Компания слева от меня, вовсе не злобствуя из-за опоздания электрички, вдруг начинает играть в игру, в которую и мы играли когда-то во дворе. И потом в люди вышли. Игра, кстати, не из тупых: загадывается слово, и автор должен изобразить его жестами, остальные угадывают. Ну-ка… Паровоз? Точно! Девочки, исполняя очередное задание, в меру кокетливы, но без вульгарности. Мальчики серьезны, просты, улыбчивы. Что за компания, что за чудо такое в наши дни? Глядя на них, все больше удивляюсь и радуюсь. Школьный класс? Институтский курс? Да нет – навряд ли, увы. Никакой курс, никакой класс не внушает сейчас своим ученикам такого «закона положительности», правильного поведения, только наоборот, увы – закон стаи: сильному подчиняйся, слабого – рви! И вдруг – чудная, добрая компания. Скорее всего – это чудо сделал какой-то один человек и, наверное, увы, не официальный воспитатель. Может – отец вот этого умного мальчика, главного заводилы?
Надо это отметить, что-то сказать – нельзя пропускать такое.
– Ребята! – я делаю шаг. – Вы замечательные! Не дадите ли позвонить… забыл мобильник!
Без повода бы не решился их похвалить. Слава мобильнику! Вернее – отсутствию его. Веселый их разговор на мгновение прерывается. Наверное, вид мой дик – красен, взъерошен: бежал, опаздывал.
Наконец, самая милая девочка, чуть поколебавшись, лезет в сумочку, вытаскивает телефон. В кои-то веки мне нравится нынешняя молодежь!
– Скажите ваш номер! – осторожно произносит она.

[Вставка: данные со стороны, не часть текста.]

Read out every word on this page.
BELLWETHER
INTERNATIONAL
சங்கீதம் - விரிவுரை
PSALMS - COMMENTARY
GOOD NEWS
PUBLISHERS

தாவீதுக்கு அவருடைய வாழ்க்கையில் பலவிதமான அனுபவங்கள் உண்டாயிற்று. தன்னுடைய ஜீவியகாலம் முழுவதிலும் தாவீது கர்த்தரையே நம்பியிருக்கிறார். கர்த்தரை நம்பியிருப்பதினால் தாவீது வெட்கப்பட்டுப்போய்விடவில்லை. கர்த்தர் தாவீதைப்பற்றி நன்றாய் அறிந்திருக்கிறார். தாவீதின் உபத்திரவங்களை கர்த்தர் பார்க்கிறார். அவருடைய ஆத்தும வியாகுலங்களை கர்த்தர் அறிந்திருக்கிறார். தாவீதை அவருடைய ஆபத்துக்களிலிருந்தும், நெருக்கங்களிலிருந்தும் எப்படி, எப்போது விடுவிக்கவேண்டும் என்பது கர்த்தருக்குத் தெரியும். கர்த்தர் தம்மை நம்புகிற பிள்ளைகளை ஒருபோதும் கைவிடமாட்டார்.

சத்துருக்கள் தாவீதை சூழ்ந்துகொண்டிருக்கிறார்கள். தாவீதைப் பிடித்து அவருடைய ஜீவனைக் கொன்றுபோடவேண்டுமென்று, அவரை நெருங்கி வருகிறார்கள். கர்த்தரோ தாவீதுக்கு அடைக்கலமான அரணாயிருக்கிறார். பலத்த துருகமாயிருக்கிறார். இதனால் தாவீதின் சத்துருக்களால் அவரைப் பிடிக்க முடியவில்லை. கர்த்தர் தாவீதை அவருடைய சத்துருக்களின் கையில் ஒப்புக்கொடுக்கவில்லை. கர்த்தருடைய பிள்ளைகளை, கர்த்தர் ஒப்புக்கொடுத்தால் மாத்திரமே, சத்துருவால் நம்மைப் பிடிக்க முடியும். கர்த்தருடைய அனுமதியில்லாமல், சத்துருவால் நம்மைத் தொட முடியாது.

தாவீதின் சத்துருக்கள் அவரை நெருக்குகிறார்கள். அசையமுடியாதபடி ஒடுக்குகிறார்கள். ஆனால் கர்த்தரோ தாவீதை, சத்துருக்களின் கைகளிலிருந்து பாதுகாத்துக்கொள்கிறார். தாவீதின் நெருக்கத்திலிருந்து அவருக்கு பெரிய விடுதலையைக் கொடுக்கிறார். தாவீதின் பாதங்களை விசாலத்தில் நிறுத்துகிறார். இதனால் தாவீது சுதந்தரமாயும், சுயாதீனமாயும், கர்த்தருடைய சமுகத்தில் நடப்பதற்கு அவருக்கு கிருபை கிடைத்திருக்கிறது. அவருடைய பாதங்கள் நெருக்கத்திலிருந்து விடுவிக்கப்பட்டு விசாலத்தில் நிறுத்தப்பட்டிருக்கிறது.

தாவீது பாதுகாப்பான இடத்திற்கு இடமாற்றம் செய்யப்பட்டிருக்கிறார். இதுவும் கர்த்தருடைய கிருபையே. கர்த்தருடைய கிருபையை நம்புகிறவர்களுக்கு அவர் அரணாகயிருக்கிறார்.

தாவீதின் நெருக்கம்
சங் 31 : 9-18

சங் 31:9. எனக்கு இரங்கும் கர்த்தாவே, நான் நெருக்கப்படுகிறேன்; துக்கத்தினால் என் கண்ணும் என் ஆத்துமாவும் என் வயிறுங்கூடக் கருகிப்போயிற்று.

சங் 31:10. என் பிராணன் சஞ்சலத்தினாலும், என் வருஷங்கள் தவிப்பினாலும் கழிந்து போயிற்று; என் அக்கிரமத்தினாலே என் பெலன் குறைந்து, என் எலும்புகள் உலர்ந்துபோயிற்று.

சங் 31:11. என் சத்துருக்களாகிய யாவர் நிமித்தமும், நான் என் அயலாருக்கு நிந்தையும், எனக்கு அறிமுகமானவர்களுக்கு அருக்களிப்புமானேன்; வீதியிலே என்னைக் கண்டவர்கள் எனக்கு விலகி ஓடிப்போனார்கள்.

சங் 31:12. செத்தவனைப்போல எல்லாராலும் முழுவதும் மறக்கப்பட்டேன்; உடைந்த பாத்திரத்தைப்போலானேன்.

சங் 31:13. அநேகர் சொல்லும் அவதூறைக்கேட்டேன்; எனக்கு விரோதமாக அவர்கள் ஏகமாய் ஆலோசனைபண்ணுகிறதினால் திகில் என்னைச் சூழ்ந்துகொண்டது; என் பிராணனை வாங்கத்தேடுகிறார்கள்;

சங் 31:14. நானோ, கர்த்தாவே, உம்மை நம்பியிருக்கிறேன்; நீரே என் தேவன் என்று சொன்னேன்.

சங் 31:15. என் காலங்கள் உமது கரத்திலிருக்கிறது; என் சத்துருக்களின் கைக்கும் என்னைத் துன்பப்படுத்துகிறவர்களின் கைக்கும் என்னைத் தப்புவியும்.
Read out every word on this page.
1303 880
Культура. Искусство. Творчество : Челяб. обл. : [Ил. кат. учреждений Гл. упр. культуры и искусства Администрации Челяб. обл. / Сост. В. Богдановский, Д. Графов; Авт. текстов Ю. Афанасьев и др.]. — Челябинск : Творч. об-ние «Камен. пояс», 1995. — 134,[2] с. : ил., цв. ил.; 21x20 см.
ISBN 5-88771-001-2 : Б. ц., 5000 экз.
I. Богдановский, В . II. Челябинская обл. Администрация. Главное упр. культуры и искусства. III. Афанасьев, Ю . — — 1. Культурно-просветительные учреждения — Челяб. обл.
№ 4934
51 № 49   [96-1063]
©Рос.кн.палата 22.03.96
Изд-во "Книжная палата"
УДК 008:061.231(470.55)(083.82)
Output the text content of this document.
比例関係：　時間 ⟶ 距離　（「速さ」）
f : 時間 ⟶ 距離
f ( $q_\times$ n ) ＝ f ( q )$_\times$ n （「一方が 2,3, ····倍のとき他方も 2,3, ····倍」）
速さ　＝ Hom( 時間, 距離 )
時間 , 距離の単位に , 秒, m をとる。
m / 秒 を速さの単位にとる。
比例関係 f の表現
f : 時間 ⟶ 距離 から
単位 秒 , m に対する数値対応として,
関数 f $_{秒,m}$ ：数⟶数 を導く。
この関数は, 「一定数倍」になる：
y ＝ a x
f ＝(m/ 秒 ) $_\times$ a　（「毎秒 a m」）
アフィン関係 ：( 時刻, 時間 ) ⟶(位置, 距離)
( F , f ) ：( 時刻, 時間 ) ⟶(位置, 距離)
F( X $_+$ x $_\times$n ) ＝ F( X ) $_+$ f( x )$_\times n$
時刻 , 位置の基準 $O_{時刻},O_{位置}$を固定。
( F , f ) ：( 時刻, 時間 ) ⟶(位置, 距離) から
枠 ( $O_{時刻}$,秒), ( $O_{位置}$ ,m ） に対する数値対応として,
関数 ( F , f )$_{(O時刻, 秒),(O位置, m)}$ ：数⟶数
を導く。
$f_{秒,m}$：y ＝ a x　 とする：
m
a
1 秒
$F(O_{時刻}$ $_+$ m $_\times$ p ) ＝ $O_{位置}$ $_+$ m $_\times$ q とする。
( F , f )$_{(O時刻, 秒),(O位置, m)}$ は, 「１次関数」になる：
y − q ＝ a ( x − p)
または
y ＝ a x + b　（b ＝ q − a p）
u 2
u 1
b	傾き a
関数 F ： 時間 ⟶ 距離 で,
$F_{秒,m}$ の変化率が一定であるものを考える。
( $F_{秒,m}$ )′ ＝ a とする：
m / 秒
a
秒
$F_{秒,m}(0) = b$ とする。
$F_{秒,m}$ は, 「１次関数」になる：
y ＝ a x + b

– Номер? Да ладно, не надо. Спасибо!
Если Юра уже не Юра, то и смартфон его не возьмет.
Электричка пришла.
После долгого уединения в избушке на краю леса в электричку входишь как в праздник – хочешь сразу всего. «Ну?! Что? Где тут цивилизация?» Сладкий запах прелой, после дождя, одежды. Запотевшие от дыхания стекла. Теперь надо точно выбрать, к кому сесть, – нельзя терять пятьдесят минут, надо их жадно использовать! Но выбора, увы, нет: сесть можно лишь на одну лавку – и то место занято рюкзаком: соседи, мол, нежелательны! Ну ничего, разберемся!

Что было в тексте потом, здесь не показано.